Robust Task Planning

My research focuses on AI planning, in particular hierarchical task network (HTN) planning. The goal in planning is to find an executable action sequence for accomplishing a certain task. Achieving a task can often be broken down in a series of subtasks, that may or may not be restricted in their order. Exactly those hierarchical constraints can be expressed in HTN planning, making it attractive in many real world applications, such as service robots, Mars rovers, or web service composition.

 

Robustness as a Challenge

HTN planning problems are typically solved in a fixed environment, where the state of the world is always known and only changes whenever one of the specified actions is executed. However, real-world environments are typically dynamic and not all plans are equally likely to succeed in such a setting. We would like to favor plans that are more likely to succeed when exposed to change in the environment, and call this ability the robustness of a plan. But various other definitions of robustness, as well as related concepts, exist. We are currently still working on a definition that allows for safe plan execution, while avoiding permanent overhead.

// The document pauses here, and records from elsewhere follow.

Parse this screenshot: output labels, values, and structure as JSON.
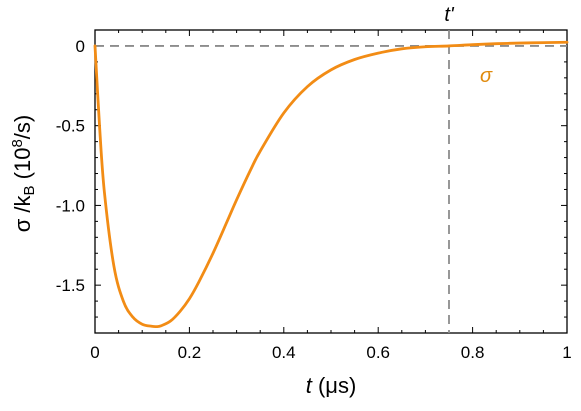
{
  "chart_data": {
    "type": "line",
    "title": "",
    "xlabel_italic": "t",
    "xlabel_rest": " (μs)",
    "ylabel": "σ /k",
    "ylabel_sub": "B",
    "ylabel_unit": " (10",
    "ylabel_sup": "8",
    "ylabel_unit_end": "/s)",
    "xlim": [
      0,
      1
    ],
    "ylim": [
      -1.8,
      0.1
    ],
    "xticks": [
      0,
      0.2,
      0.4,
      0.6,
      0.8,
      1
    ],
    "xtick_labels": [
      "0",
      "0.2",
      "0.4",
      "0.6",
      "0.8",
      "1"
    ],
    "yticks": [
      0,
      -0.5,
      -1.0,
      -1.5
    ],
    "ytick_labels": [
      "0",
      "-0.5",
      "-1.0",
      "-1.5"
    ],
    "grid": false,
    "legend": "none",
    "reference_lines": {
      "horizontal_y": 0,
      "vertical_x": 0.75,
      "vertical_label": "t'",
      "style": "dashed",
      "color": "#8c8c8c"
    },
    "series": [
      {
        "label": "σ",
        "color": "#f28c15",
        "x": [
          0,
          0.01,
          0.02,
          0.04,
          0.06,
          0.08,
          0.1,
          0.12,
          0.13,
          0.14,
          0.16,
          0.18,
          0.2,
          0.22,
          0.25,
          0.28,
          0.3,
          0.33,
          0.35,
          0.4,
          0.45,
          0.5,
          0.55,
          0.6,
          0.65,
          0.7,
          0.75,
          0.8,
          0.85,
          0.9,
          0.95,
          1.0
        ],
        "y": [
          0,
          -0.52,
          -0.92,
          -1.38,
          -1.6,
          -1.7,
          -1.745,
          -1.758,
          -1.76,
          -1.755,
          -1.725,
          -1.665,
          -1.585,
          -1.48,
          -1.3,
          -1.1,
          -0.965,
          -0.775,
          -0.66,
          -0.42,
          -0.255,
          -0.15,
          -0.085,
          -0.045,
          -0.018,
          -0.005,
          0.0,
          0.008,
          0.014,
          0.018,
          0.021,
          0.023
        ]
      }
    ],
    "annotation": {
      "text": "σ",
      "color": "#e08a0c"
    }
  }
}
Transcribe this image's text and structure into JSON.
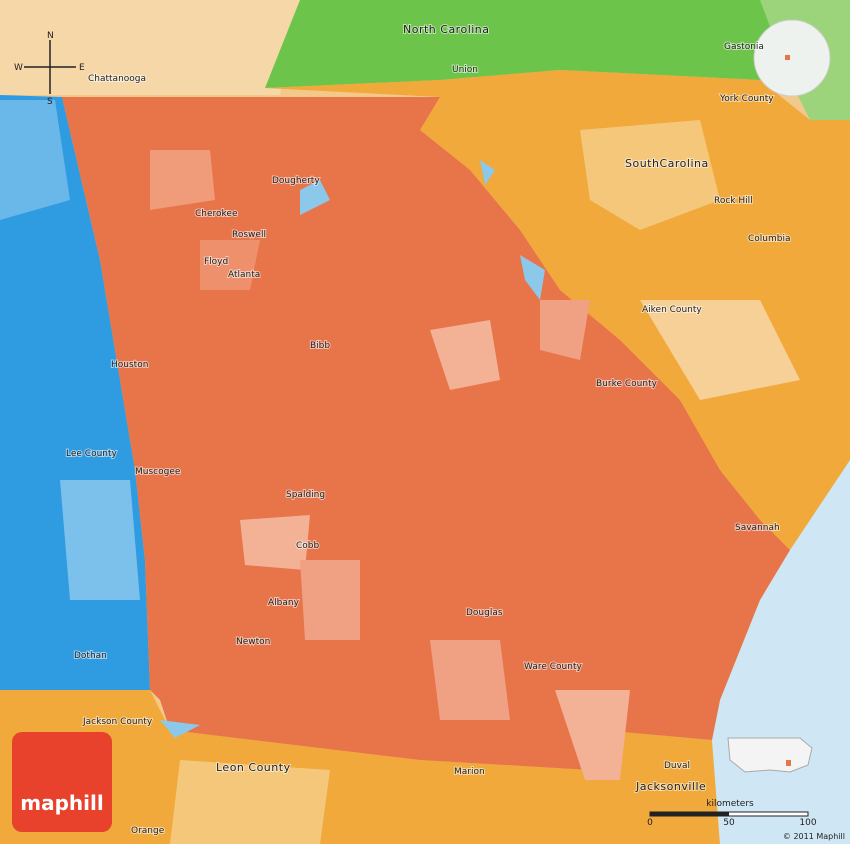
{
  "map": {
    "compass": {
      "n": "N",
      "s": "S",
      "e": "E",
      "w": "W"
    },
    "labels": {
      "north_carolina": "North Carolina",
      "union": "Union",
      "gastonia": "Gastonia",
      "chattanooga": "Chattanooga",
      "york_county": "York County",
      "south_carolina": "SouthCarolina",
      "rock_hill": "Rock Hill",
      "columbia": "Columbia",
      "aiken_county": "Aiken County",
      "burke_county": "Burke County",
      "savannah": "Savannah",
      "dougherty": "Dougherty",
      "cherokee": "Cherokee",
      "roswell": "Roswell",
      "floyd": "Floyd",
      "atlanta": "Atlanta",
      "bibb": "Bibb",
      "houston": "Houston",
      "lee_county": "Lee County",
      "muscogee": "Muscogee",
      "spalding": "Spalding",
      "cobb": "Cobb",
      "albany": "Albany",
      "newton": "Newton",
      "douglas": "Douglas",
      "ware_county": "Ware County",
      "dothan": "Dothan",
      "jackson_county": "Jackson County",
      "leon_county": "Leon County",
      "marion": "Marion",
      "duval": "Duval",
      "jacksonville": "Jacksonville",
      "orange": "Orange"
    },
    "logo": "maphill",
    "scale": {
      "unit": "kilometers",
      "ticks": [
        0,
        50,
        100
      ]
    },
    "copyright": "© 2011 Maphill"
  }
}
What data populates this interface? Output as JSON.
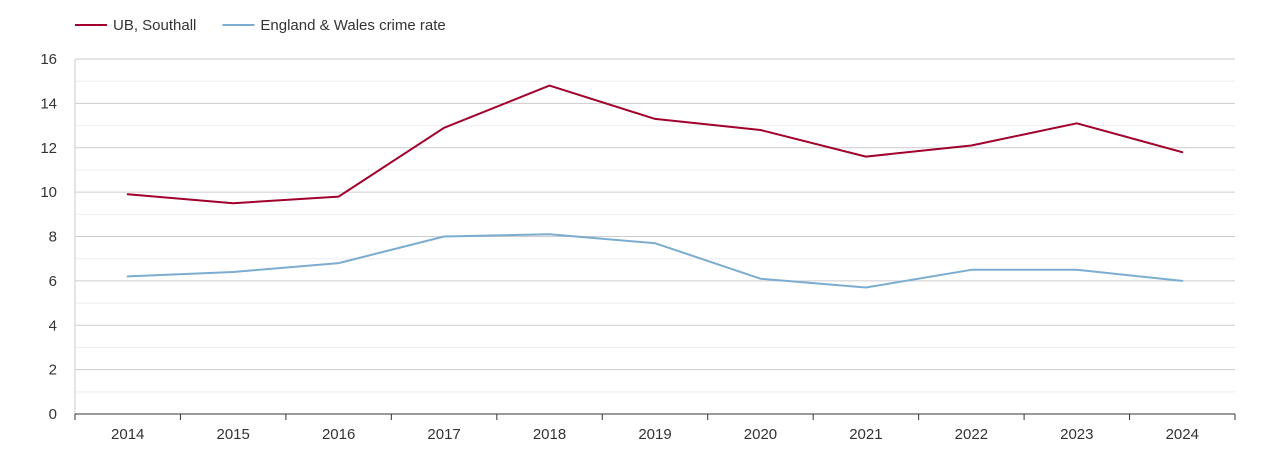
{
  "chart_data": {
    "type": "line",
    "title": "",
    "xlabel": "",
    "ylabel": "",
    "categories": [
      "2014",
      "2015",
      "2016",
      "2017",
      "2018",
      "2019",
      "2020",
      "2021",
      "2022",
      "2023",
      "2024"
    ],
    "ylim": [
      0,
      16
    ],
    "y_ticks": [
      "0",
      "2",
      "4",
      "6",
      "8",
      "10",
      "12",
      "14",
      "16"
    ],
    "grid": true,
    "legend_position": "top-left",
    "series": [
      {
        "name": "UB, Southall",
        "color": "#a0002b",
        "values": [
          9.9,
          9.5,
          9.8,
          12.9,
          14.8,
          13.3,
          12.8,
          11.6,
          12.1,
          13.1,
          11.8
        ]
      },
      {
        "name": "England & Wales crime rate",
        "color": "#7aadd0",
        "values": [
          6.2,
          6.4,
          6.8,
          8.0,
          8.1,
          7.7,
          6.1,
          5.7,
          6.5,
          6.5,
          6.0
        ]
      }
    ]
  }
}
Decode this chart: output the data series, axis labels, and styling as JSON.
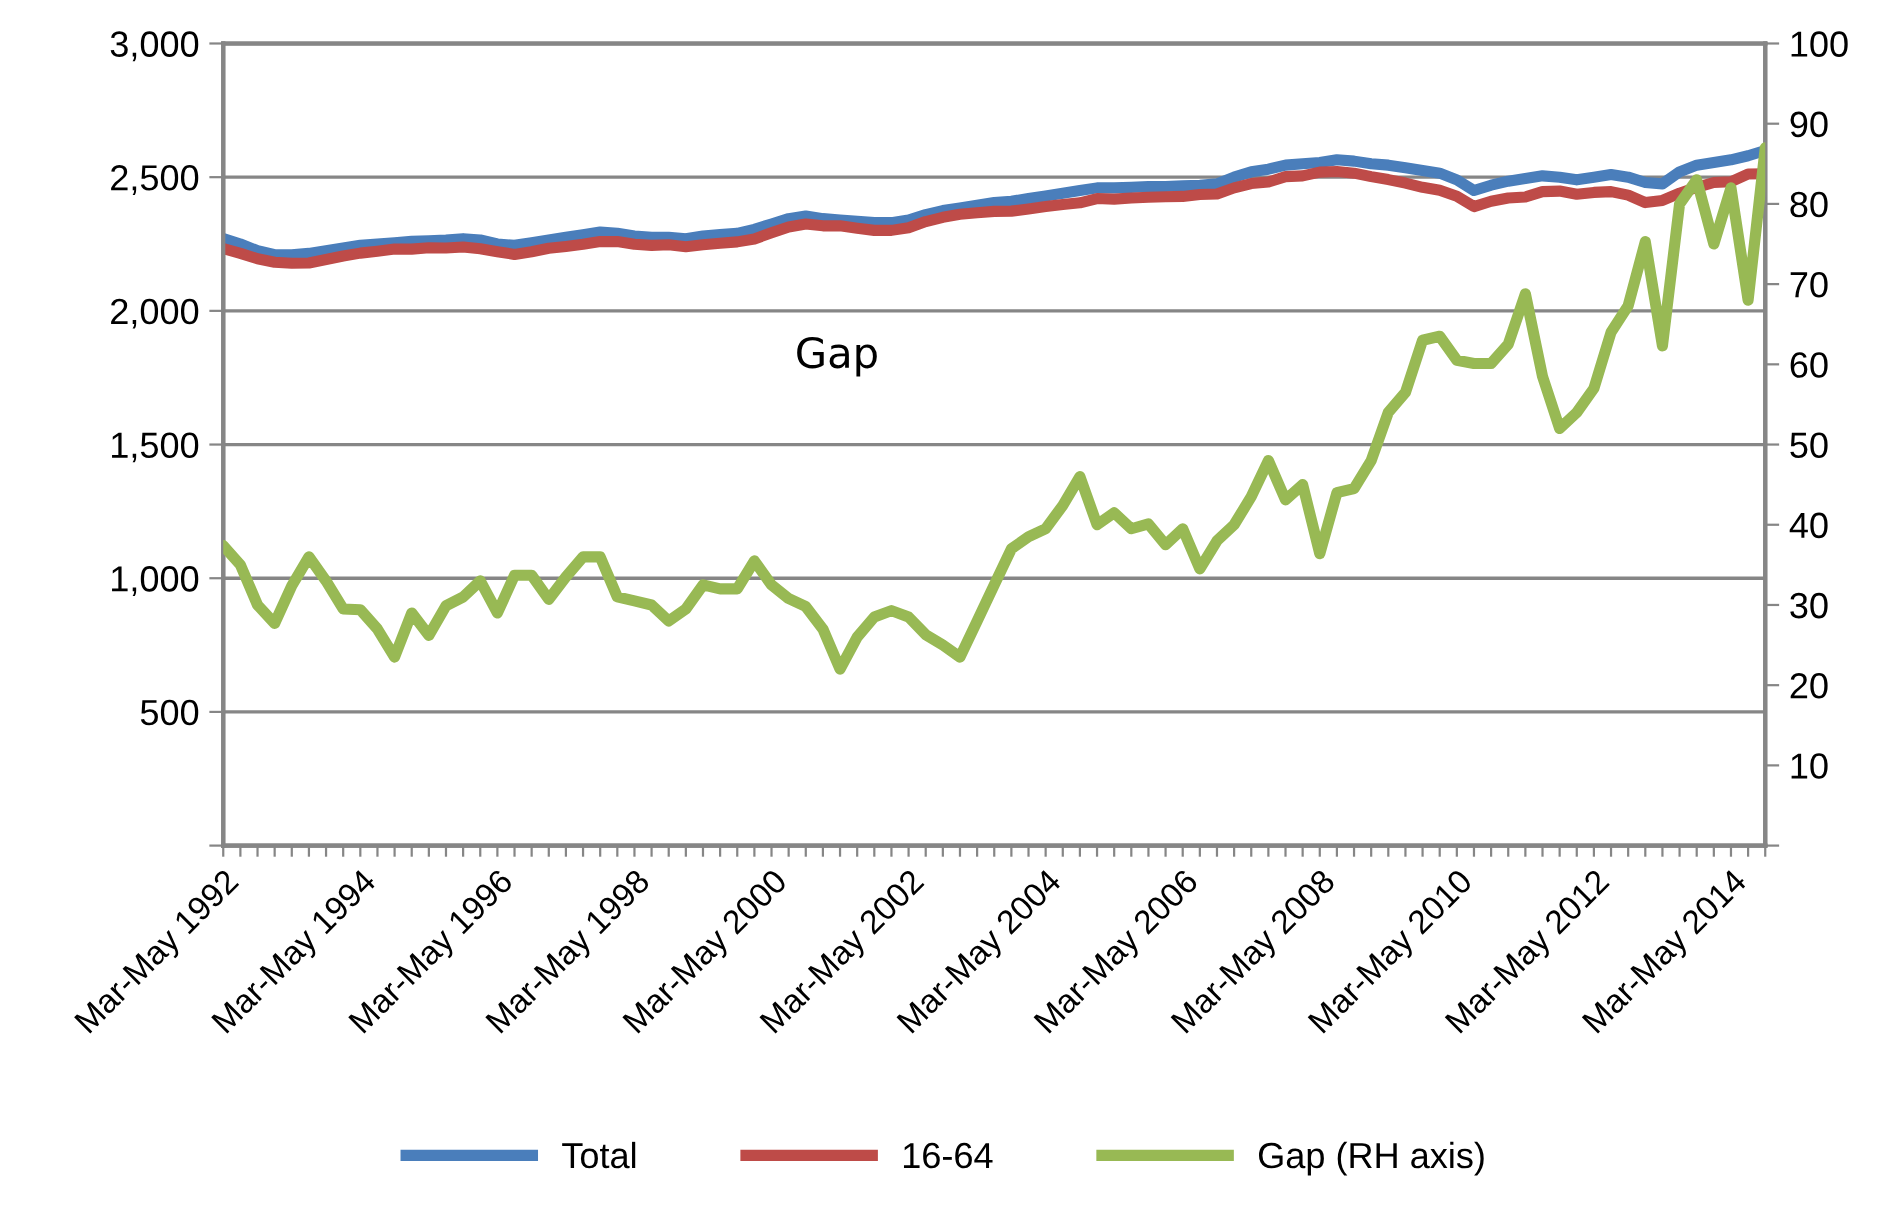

Train network with five stations and multiple routes

Consider for example the train network, depicted above. We have multiple routes from the starting station s1 to the final station s3. Choosing the fastest route via s2, however, leaves no alternative routes in case the connection from s2 to s3 is suddenly unavailable. In contrast, driving via s4, we still have two possible ways to reach the destination, which allows adjusting the route in case one of them gets blocked. We may say that this makes any path via s4 more robust. In practice, this could mean that we always take a longer path in order to gain some additional security.

 

Robust HTN Planning via CSPs

  • While measures of robustness have not yet been considered in HTN planning, they have been studied and applied in constraint satisfaction problems (CSPs)
  • We proposed a CSP encoding for HTN planning to exploit their robustness measures
  • Improving our current encodings and evaluating them is part of ongoing work.

Example of a Qualitative Constraint Network (QCN)

 

 

 

 

Safety Guarantees Through Action Reversibility

  • We have studied the notion of action reversibility, i.e. the possibility of completely reversing the outcome of some action with a (series of) other actions.
  • In case all actions are reversible (universal action reversibility), we can always return to our starting point, hence, removing the possibility of dead ends.
  • A plan without any dead ends can be regarded a safe plan.